Bewegung schaut anders aus. Jedenfalls nicht wie ein Aufbruch, auf den man nicht nur in der Wirtschaft, sondern auch in vielen anderen Bereichen wartet. Danach ist die Stimmung jedenfalls nicht. Warum auch, mag man fragen, wo doch jetzt erst einmal alle mit der Ruhe zufrieden sind.

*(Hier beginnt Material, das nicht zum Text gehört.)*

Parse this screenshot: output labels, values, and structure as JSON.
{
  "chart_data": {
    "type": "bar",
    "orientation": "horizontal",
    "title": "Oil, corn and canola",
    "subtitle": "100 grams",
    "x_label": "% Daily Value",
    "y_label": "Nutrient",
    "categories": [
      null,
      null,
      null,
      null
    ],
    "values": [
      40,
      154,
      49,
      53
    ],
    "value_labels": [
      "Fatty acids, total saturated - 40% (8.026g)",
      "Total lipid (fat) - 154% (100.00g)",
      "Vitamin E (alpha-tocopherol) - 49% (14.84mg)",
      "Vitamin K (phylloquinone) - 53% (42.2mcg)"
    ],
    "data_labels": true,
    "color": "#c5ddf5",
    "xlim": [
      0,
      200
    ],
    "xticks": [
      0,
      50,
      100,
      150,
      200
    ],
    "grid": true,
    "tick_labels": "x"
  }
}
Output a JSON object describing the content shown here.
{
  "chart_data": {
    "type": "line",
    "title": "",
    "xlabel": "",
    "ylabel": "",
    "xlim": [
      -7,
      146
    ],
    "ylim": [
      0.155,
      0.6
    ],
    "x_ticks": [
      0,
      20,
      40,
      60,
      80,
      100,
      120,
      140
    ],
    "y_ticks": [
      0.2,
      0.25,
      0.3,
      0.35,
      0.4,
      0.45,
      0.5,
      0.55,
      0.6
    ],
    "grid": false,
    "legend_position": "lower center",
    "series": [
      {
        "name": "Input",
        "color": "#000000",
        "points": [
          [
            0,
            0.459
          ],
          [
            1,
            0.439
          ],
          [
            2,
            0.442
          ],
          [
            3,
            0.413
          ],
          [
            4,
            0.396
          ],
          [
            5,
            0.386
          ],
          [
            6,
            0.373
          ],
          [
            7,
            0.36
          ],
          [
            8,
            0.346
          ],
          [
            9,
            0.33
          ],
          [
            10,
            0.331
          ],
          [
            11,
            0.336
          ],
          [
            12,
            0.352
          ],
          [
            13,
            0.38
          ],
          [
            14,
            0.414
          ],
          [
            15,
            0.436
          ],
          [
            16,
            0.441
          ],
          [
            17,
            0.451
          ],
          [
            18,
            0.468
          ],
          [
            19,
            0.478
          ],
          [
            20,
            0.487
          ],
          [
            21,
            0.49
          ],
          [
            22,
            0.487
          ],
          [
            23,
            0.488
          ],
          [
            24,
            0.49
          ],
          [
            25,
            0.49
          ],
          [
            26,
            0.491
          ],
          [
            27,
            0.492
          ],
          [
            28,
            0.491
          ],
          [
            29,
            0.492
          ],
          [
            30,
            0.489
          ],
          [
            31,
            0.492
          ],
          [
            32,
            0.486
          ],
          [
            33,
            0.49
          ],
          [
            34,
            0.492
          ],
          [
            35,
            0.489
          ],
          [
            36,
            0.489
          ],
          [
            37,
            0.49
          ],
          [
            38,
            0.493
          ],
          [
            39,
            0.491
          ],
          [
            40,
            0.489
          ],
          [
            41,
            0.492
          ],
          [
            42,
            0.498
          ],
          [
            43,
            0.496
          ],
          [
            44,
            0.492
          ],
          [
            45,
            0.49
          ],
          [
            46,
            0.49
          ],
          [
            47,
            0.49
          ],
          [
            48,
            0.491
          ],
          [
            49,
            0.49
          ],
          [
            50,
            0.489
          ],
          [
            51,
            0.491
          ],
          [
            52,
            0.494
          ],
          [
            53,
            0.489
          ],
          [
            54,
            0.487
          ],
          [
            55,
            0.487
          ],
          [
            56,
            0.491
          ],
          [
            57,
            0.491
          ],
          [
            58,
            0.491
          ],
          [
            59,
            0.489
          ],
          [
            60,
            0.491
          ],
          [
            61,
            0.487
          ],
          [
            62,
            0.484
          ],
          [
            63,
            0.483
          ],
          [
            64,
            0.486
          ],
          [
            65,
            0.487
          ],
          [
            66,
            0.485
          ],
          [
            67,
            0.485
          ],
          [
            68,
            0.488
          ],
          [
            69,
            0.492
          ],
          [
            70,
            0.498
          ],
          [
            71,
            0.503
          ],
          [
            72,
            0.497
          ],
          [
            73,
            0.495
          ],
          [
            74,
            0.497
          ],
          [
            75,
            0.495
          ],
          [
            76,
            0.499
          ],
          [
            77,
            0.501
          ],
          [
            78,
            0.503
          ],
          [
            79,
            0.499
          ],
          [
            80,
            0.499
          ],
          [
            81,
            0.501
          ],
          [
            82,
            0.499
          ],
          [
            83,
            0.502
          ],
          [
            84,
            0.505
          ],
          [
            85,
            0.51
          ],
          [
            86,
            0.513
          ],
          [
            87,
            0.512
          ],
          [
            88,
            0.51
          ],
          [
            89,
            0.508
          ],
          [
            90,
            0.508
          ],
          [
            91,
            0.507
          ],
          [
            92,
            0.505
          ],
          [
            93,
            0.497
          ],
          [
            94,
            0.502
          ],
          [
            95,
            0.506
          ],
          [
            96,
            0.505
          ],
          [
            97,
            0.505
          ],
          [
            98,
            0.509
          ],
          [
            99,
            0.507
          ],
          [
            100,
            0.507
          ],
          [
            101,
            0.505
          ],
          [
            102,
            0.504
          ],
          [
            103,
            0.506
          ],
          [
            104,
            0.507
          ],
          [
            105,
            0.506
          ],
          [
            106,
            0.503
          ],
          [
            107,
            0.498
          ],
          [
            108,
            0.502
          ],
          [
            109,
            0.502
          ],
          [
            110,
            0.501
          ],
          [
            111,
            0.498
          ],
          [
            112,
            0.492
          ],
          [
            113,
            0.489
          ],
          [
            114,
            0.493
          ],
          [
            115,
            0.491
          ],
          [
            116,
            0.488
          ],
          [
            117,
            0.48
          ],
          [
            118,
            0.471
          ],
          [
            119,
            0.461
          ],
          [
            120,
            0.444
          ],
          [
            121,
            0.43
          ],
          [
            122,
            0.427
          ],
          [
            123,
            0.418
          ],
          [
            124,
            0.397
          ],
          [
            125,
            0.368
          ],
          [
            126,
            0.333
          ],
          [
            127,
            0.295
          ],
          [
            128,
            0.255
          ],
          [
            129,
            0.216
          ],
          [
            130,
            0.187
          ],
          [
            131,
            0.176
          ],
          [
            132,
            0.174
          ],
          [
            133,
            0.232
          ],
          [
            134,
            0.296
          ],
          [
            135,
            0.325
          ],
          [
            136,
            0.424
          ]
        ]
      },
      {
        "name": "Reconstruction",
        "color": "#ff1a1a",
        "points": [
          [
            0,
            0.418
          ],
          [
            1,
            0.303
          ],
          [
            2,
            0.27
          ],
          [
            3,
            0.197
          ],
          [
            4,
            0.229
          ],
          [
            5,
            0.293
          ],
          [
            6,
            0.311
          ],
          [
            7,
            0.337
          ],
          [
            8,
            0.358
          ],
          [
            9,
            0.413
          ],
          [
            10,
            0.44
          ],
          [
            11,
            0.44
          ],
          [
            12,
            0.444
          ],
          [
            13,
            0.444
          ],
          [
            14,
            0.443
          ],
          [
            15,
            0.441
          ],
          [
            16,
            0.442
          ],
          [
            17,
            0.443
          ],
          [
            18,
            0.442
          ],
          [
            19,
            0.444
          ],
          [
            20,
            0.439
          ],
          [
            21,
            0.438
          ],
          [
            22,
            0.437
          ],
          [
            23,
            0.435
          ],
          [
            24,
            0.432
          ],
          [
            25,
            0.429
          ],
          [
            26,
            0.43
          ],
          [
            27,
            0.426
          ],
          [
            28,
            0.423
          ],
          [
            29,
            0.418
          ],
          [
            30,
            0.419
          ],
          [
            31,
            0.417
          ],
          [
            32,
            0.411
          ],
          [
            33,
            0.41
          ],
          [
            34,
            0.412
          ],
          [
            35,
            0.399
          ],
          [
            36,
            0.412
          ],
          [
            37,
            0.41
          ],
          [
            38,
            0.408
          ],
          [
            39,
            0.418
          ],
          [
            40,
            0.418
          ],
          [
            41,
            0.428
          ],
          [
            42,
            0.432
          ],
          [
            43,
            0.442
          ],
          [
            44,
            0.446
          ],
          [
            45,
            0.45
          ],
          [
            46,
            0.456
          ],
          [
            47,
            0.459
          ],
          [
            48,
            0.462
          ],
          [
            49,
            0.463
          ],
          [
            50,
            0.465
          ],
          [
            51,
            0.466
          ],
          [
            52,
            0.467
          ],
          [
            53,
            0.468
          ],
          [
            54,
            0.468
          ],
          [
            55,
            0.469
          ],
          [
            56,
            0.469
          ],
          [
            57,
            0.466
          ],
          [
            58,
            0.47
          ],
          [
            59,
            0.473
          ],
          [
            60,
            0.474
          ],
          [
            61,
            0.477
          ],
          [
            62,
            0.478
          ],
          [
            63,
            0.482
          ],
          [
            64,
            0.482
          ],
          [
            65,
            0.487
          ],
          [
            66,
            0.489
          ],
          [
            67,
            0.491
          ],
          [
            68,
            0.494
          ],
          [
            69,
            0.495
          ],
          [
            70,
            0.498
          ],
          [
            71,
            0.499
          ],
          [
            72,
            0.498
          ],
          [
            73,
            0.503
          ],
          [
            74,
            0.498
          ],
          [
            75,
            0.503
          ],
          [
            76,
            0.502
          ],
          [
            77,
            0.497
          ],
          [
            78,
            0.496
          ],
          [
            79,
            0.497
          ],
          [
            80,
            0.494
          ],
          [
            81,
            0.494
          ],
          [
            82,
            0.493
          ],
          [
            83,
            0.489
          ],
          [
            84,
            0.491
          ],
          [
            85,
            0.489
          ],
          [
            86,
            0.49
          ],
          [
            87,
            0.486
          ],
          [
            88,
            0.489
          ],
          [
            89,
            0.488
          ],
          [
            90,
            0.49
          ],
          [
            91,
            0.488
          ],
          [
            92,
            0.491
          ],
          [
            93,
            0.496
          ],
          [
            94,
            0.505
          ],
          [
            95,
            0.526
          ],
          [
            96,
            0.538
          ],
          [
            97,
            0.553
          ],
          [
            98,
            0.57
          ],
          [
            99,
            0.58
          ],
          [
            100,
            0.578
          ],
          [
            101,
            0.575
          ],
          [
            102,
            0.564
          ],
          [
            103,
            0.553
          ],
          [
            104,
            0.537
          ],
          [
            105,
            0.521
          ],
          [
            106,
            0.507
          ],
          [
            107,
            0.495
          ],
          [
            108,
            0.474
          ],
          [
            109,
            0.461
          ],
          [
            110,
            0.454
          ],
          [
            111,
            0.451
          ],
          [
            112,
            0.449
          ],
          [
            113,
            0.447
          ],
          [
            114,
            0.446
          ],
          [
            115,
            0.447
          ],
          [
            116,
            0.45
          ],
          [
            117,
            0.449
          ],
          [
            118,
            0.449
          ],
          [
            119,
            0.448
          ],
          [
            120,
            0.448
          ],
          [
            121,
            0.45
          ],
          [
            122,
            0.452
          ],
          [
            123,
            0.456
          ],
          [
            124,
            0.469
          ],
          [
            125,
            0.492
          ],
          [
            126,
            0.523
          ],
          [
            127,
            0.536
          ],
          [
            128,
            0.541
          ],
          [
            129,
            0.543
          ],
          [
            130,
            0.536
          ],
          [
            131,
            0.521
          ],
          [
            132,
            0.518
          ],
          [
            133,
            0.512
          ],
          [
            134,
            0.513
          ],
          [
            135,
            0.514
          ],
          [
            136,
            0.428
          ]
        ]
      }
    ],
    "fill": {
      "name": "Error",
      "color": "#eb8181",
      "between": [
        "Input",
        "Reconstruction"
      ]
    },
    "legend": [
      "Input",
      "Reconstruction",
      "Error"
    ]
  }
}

Das Dösen im Land spiegelt sich auch in den Umfragen wider. Keine Ausreißer nach oben oder unten. Keine Veränderungen. Stillstand. Alles wie gehabt. Immerhin, kann man dazu sagen. Die Meinungsforschung verortet angesichts der jüngsten Umfragedaten die Zustimmung zur Regierungsarbeit als "mäßig". Die politischen Verhältnisse scheinen eingefroren. In der Sonntagsfrage ermittelten die Meinungsforscher von OGM für den Kurier die Freiheitlichen mit 32 Prozent weiterhin unangefochten an der Spitze, gefolgt von der ÖVP mit 22, der SPÖ mit 21 und den NEOS mit 12 Prozent. Und wohl auch bezeichnend - Christian Stocker kommt über die Werte seiner Partei nicht hinaus, hat also mithin bisher keinen Kanzlerbonus.

Das wird sich vielleicht jetzt doch ändern, wurde doch bei der Landeshauptleutekonferenz Ende der Vorwoche in Salzburg eine neue Phase im Zusammenleben der Koalition gestartet. Nach den Sparplänen soll es nun um Reformen gehen.

Man darf neugierig sein und kämpft damit, die Skepsis im Zaum zu halten. Schließlich ist man ja in Österreich. Und da kann man nur inständig hoffen, dass man nach der Ruhe-und Besinnungsphase der vergangenen Wochen nun wirklich zu neuen Ufern aufbricht -und nicht in alte Muster zurückfällt. Und Österreich Österreich bleibt.